Puis d'évoquer des rencontres avec des équipes,à Bégard, à Paris, à Rennes, à la Salpêtrière, à la recherche d'autres approches, "auprès de gens remarquables", qui lui ont appris à poser un diagnostic partagé, à déterminer avec le patient un projet, un objectif réalisable, une cible à atteindre, "en ne se focalisant pas que sur ce qui ne va pas mais en regardant aussi ce qui va bien".

"La maladie mentale est une pathologie de la liberté, une limitation du lien aux autres, du lien au monde, et on apprenait surtout qu'il convenait de travailler en réseau car seul on n'arrive à rien" résume le Docteur Touminet pour qui, être médecin en psychiatrie, c'est travailler avec des tas de gens qui se prennent d'intérêt, de passion pour ce qu'ils font, quel que soit  le domaine : la pleine conscience, la relaxation, l'hypnose, l'art thérapie... "Et l'importance du jardinage comme créateur de liens... mais aussi de soupes" ajoute-t-elle avec malice.

L'IA et les théparies géniques pour demain ?

Pour elle, travailler, c'est essayer des pistes nouvelles d'accueil, de prise en charge, d'activités, et s'appuyer sur des lectures. Elle cite le récent livre de Cédric Villani, qui parle de l'intérêt de l'intelligence artificielle en santé. "Il est certain qu'un jour, l'intelligence artificielle jouera un rôle certain, sur la rapidité du diagnostic - on en a besoin - et sur la recherche de traitements efficaces".

Elle pense qu'il sera possible de créer des algorithmes sur les perturbations du sommeil, l'insuffisance olfactive, les bio marqueurs génétiques, les facteurs environnementaux et autres choses très compliquées comme l'IRM fonctionnelle et les thérapies géniques, "pour réparer notre ADN".

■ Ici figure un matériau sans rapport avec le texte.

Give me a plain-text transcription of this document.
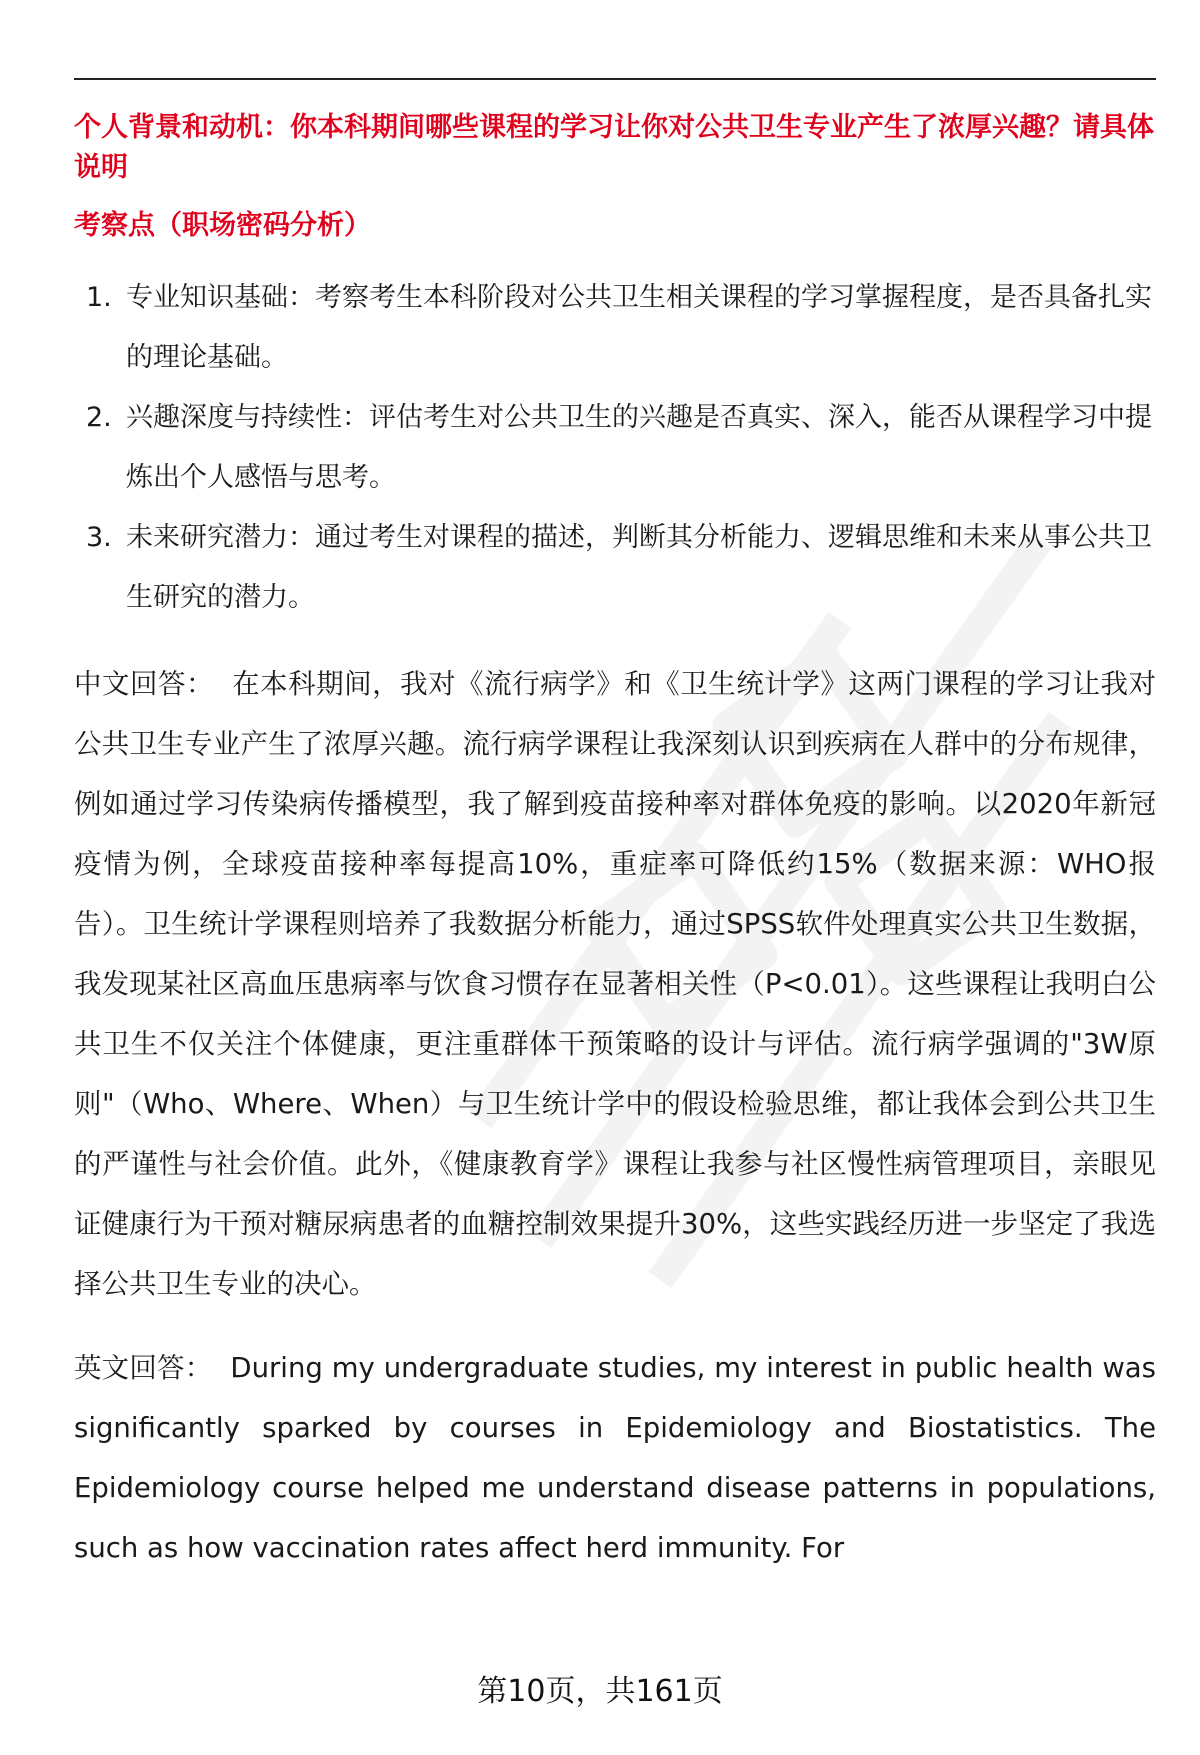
个人背景和动机：你本科期间哪些课程的学习让你对公共卫生专业产生了浓厚兴趣？请具体说明

考察点（职场密码分析）

1. 专业知识基础：考察考生本科阶段对公共卫生相关课程的学习掌握程度，是否具备扎实的理论基础。
2. 兴趣深度与持续性：评估考生对公共卫生的兴趣是否真实、深入，能否从课程学习中提炼出个人感悟与思考。
3. 未来研究潜力：通过考生对课程的描述，判断其分析能力、逻辑思维和未来从事公共卫生研究的潜力。

中文回答： 在本科期间，我对《流行病学》和《卫生统计学》这两门课程的学习让我对公共卫生专业产生了浓厚兴趣。流行病学课程让我深刻认识到疾病在人群中的分布规律，例如通过学习传染病传播模型，我了解到疫苗接种率对群体免疫的影响。以2020年新冠疫情为例，全球疫苗接种率每提高10%，重症率可降低约15%（数据来源：WHO报告）。卫生统计学课程则培养了我数据分析能力，通过SPSS软件处理真实公共卫生数据，我发现某社区高血压患病率与饮食习惯存在显著相关性（P<0.01）。这些课程让我明白公共卫生不仅关注个体健康，更注重群体干预策略的设计与评估。流行病学强调的"3W原则"（Who、Where、When）与卫生统计学中的假设检验思维，都让我体会到公共卫生的严谨性与社会价值。此外，《健康教育学》课程让我参与社区慢性病管理项目，亲眼见证健康行为干预对糖尿病患者的血糖控制效果提升30%，这些实践经历进一步坚定了我选择公共卫生专业的决心。

英文回答： During my undergraduate studies, my interest in public health was significantly sparked by courses in Epidemiology and Biostatistics. The Epidemiology course helped me understand disease patterns in populations, such as how vaccination rates affect herd immunity. For

第10页，共161页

En point final de sa longue intervention, elle cite Cynthia Fleury, philosophe et psychanalyste : « Soigner est une tâche laborieuse qui prend du temps et qui s'attache à rendre la vulnérabilité capacitaire » et elle conclut en déclarant : "Je crois que c'est l'essentiel de notre travail, c'est de faire en sorte que d'une manière ou d'une autre, des gens vulnérables deviennent capables de faire des choses".

Témoignage

Hospitalisé en 2002 et une première fois en 1972 lorsqu'il avait 26 ans, un ancien patient de l'hôpital présent à la conférence témoigne. Il confirme que le fait que les soignants puissent avoir contact avec le milieu familial et l'environnement de vie du patient, peut apporter des renseignements importants qui peuvent orienter les soins. "Pour ma part, j'ai pu partager le tumulte que j'avais dans la tête avec d'autres au sein d'une association de patients". Quant à la lecture, "une fois que l'on est en capacité de le faire", ça peut aider selon lui, même s'il avait pris une autre voie : "Moi, ce que j'ai fait, c'est écrire mes états d'âme. Je le faisais en cachette. Ça m'a aidé et je pense que cela peut en aider d'autres". A 73 ans, il témoigne pour prouver que l'on peut remonter la pente, "et j'ai souvent replongé ; Mais je suis remonté ; Et plus on descend profond, plus on remonte haut".